Anders als am Boden wird es für Handytelefonate in Flugzeugen keine gesetzlichen Tarifvorschriften geben. Kunden sollten deshalb diese Gebühren "aufmerksam beobachten", empfahl die EU-Kommission am Montag in Brüssel.
Kein Eingreifen der EU
Die Behörde verabschiedete zwar
technische Vorschriften, damit Passagiere in ganz Europa ihr
Handy in dafür ausgerüsteten Flugzeugen benutzen können. Die Preise für den grenzenlosen Mobilfunk werden an Bord aber im Ermessen der Anbieter liegen. Auf dem Boden sind die Tarife für die Nutzung ausländischer Handynetze seit Sommer 2007 per Gesetz
gedeckelt, nachdem die Betreiber dafür jahrelang überhöhte Gebühren erhoben hatten.
Von den Betreibern werde eine "transparente und innovative Preisgestaltung" erwartet, erklärte EU-Kommissarin Viviane Reding zu den Handytelefonaten in der Luft.
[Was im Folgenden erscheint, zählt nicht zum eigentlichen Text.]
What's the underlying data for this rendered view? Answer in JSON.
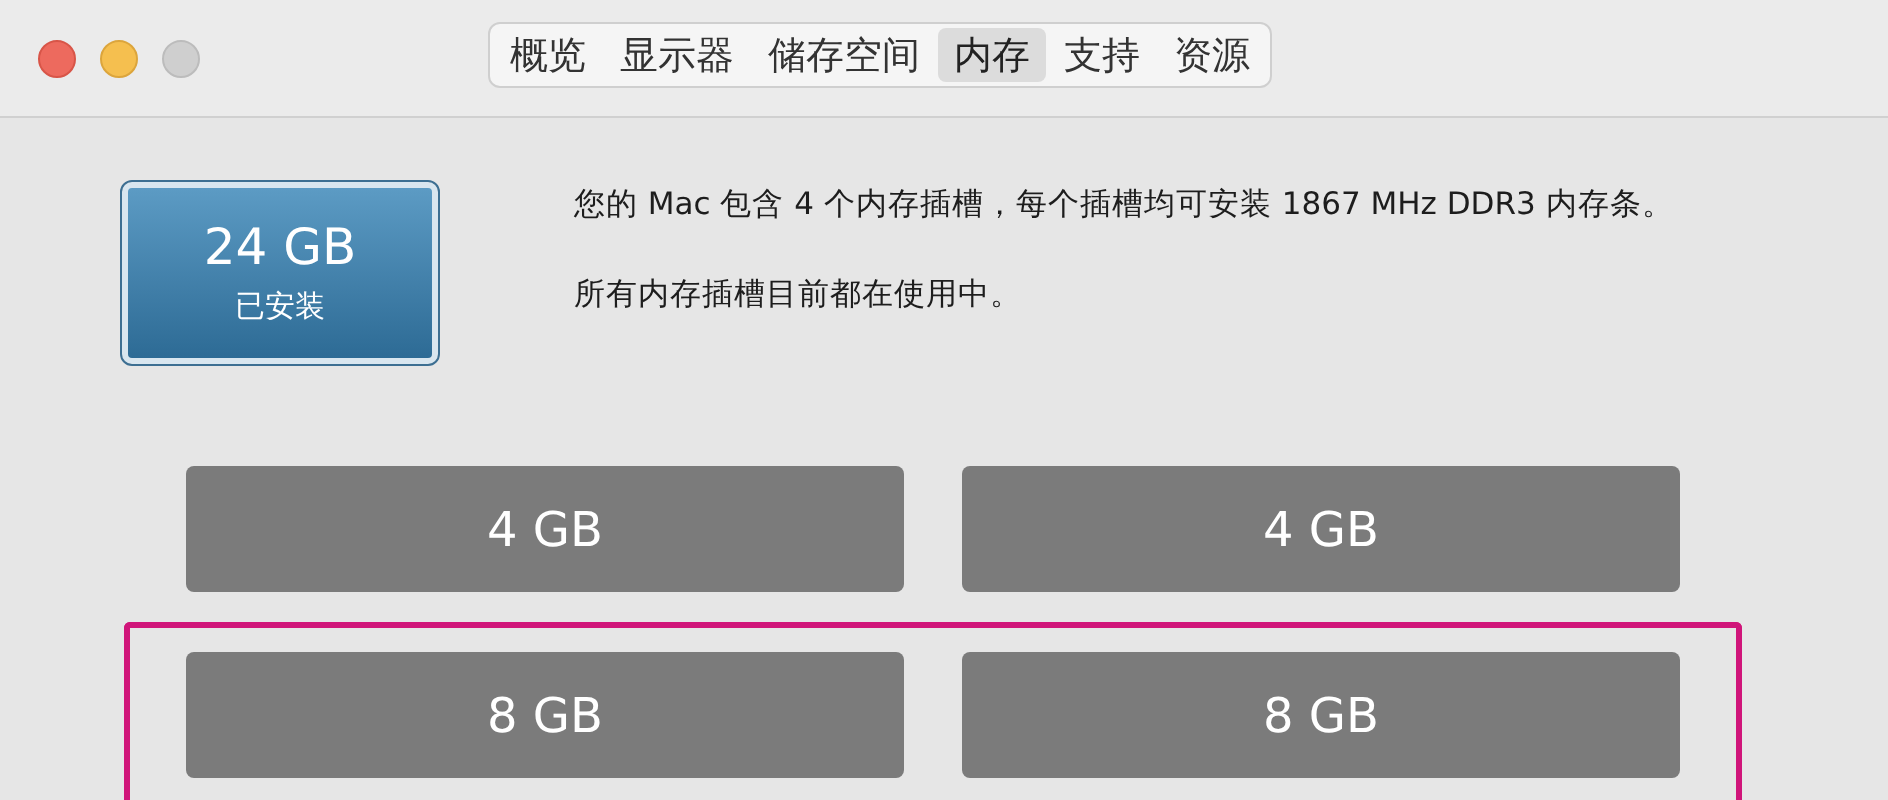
{
  "tabs": [
    {
      "label": "概览",
      "selected": false
    },
    {
      "label": "显示器",
      "selected": false
    },
    {
      "label": "储存空间",
      "selected": false
    },
    {
      "label": "内存",
      "selected": true
    },
    {
      "label": "支持",
      "selected": false
    },
    {
      "label": "资源",
      "selected": false
    }
  ],
  "memory": {
    "size": "24 GB",
    "caption": "已安装"
  },
  "info": [
    "您的 Mac 包含 4 个内存插槽，每个插槽均可安装 1867 MHz DDR3 内存条。",
    "所有内存插槽目前都在使用中。"
  ],
  "slots": [
    {
      "label": "4 GB"
    },
    {
      "label": "4 GB"
    },
    {
      "label": "8 GB"
    },
    {
      "label": "8 GB"
    }
  ]
}
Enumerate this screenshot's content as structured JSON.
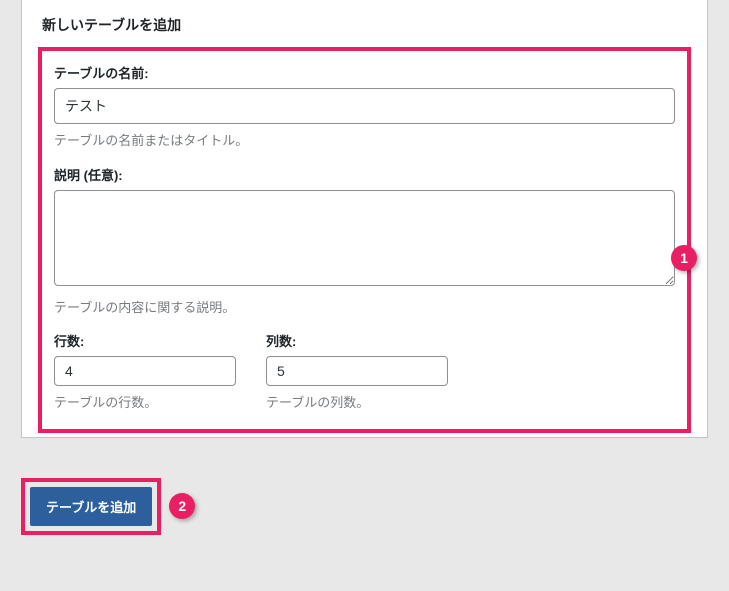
{
  "panel": {
    "title": "新しいテーブルを追加"
  },
  "fields": {
    "name": {
      "label": "テーブルの名前:",
      "value": "テスト",
      "help": "テーブルの名前またはタイトル。"
    },
    "description": {
      "label": "説明 (任意):",
      "value": "",
      "help": "テーブルの内容に関する説明。"
    },
    "rows": {
      "label": "行数:",
      "value": "4",
      "help": "テーブルの行数。"
    },
    "cols": {
      "label": "列数:",
      "value": "5",
      "help": "テーブルの列数。"
    }
  },
  "buttons": {
    "submit": "テーブルを追加"
  },
  "annotations": {
    "badge1": "1",
    "badge2": "2"
  }
}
Die neue Dienstleistung werde nur dann Erfolg haben, wenn die Verbraucher dafür nicht überhöhte Preise zahlen müssten, betonte sie.
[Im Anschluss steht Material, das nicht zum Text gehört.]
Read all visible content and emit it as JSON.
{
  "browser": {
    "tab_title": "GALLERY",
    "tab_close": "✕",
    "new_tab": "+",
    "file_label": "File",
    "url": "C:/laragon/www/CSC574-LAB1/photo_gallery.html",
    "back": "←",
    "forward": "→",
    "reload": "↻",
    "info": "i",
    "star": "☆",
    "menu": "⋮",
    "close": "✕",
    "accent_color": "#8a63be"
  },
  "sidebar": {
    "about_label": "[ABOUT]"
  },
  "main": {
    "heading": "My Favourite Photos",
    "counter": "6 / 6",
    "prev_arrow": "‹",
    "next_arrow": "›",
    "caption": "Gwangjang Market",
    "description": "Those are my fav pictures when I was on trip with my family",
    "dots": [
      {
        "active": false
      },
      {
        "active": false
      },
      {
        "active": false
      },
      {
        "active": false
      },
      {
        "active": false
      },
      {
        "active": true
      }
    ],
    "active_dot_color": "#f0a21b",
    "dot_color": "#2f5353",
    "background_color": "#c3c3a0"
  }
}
Mobilfunk über den Wolken mit dem eigenem Handy ist ein vergleichsweise neuer Service. Zu den ersten Anbietern gehört die Fluglinie
Emirates, die ihre Kunden seit März während des Flugs telefonieren lässt. Nach den von der Kommission am Montag beschlossenen technischen Standards, die in ganz Europa gelten, muss an Bord des Flugzeugs eine Basisstation installiert werden, in deren Netz sich die Handys einloggen. Als Standard wählte die Kommission das 1800-Megahertz-Band, das mit über 90 Prozent aller Mobiltelefone funktionieren soll.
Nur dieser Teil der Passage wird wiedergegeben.